Beyond beautification, these flood-fed basins have turned into a huge economic boon for Pikine. Just by channeling floodwater efficiently, the channels allow market streets (especially hard hit in recent floods) to stay open when they might otherwise close down and cut off income streams to many families. By sparing people the need to repair their homes or the costs of treating waterborne illnesses (and associated loss of productivity), the basins also free up cash to be spent in the aforementioned markets. The harvest of fish and herbs from the basins brings in a couple dozen extra dollars a month for the local women who maintain the system, which is a fairly significant income in a cash-strapped community.

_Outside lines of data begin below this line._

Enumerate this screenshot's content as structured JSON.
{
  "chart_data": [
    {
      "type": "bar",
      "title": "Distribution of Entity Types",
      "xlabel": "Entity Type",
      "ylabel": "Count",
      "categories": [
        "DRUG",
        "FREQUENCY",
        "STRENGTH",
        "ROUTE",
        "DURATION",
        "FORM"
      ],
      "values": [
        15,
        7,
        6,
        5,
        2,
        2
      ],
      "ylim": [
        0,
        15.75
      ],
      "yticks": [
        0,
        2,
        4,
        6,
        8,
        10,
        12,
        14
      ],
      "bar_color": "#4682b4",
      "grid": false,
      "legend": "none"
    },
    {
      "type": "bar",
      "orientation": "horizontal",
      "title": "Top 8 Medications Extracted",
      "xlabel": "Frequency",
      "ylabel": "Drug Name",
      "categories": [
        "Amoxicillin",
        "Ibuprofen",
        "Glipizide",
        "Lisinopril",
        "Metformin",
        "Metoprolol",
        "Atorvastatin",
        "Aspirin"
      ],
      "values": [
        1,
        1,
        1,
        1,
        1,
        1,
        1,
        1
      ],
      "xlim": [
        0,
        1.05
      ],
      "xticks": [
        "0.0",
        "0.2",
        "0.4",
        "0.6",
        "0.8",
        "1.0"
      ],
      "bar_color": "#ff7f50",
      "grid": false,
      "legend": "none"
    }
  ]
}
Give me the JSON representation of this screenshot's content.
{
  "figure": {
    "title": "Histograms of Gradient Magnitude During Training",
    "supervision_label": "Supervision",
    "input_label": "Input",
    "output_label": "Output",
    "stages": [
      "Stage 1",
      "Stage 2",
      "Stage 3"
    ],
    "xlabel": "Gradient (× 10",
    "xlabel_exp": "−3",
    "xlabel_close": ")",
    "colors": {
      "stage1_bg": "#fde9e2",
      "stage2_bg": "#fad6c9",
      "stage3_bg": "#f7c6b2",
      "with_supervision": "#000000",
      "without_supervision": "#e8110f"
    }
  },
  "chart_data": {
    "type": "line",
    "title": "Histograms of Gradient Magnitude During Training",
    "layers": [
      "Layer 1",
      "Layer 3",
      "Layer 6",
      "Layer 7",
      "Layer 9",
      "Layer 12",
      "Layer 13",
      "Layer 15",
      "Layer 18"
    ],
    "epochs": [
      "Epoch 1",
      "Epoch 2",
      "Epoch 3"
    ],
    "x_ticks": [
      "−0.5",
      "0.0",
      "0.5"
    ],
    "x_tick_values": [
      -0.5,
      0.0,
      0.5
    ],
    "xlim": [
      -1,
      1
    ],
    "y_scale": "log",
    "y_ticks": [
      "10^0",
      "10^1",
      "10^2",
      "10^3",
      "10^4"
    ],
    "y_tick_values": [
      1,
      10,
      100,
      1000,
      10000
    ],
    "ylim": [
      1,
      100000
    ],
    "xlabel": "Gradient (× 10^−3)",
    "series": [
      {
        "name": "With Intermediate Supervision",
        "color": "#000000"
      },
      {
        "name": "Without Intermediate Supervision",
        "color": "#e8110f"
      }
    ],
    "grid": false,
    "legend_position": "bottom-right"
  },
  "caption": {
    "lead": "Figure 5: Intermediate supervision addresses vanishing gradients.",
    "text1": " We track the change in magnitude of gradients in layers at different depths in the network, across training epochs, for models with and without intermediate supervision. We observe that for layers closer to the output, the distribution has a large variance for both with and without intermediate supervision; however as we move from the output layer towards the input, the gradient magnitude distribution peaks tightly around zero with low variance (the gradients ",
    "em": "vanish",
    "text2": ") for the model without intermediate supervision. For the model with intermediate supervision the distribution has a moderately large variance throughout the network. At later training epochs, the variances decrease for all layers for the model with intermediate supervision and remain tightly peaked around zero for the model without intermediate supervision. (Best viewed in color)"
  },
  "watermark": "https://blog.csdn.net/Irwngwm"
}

Yet for all the good it offers to Pikine, the “Live with Water” basins are part of a fragile system. Already the local maintainence crews are struggling with the stress placed on the system by the common household habit of tossing dirty water into the streets (for lack of comprehensive plumbing and sewage systems). That greywater then sloshes into the stormwater collections, which often clog with solid chunks of garbage and waste, stopping up the inaccessible underground channels and filters. Women in Pikine are trying to lead community training sessions, encouraging their fellow residents to leave solid waste in trash dumps and handle greywater judiciously. But breaking habits will be difficult—it’s been hard enough getting farmers in flood-prone lands, with serious backing, to use new water-resistant crop varieties and techniques.
A garden in Kedougou, Senegal. Photo by treesftf via Wikimedia Commons
And as for these local guardians, their job is complicated by the sporadic need for maintenance and irregular usefulness of the system, dependent as it is on the unpredictable coastal rains. So long as floods are regular, then the value of the new canals will be apparent as the gardens they feed thrive, thus incentivizing maintenance. But a string of dry years (like the ones that prompted people to move to Pikine in the first place) could make the canals and drains seem superfluous, discouraging care and allowing the system to fall apart, making it all the more difficult to repair come the next harsh and unexpected rains.
Still locals remain hopeful. They believe the big rains expected later this year will demonstrate the resilience and value of the system, prompting long-term, widespread buy-in. And if they can get successful local cooperation, maybe the model can spread beyond Pikine to other hard-hit communities. That’s a lot to hope for, given the “Living with Water” system’s nascent stage and all of the complex contingencies its success depends on. But for all the ‘what ifs’ floating around, it’s still a system worth rooting for. An example of development jujitsu, twisting a problem by its own momentum into something beneficial, rather than a mere defense, it’s the kind of simple, elegant, and inventive project the world needs more of.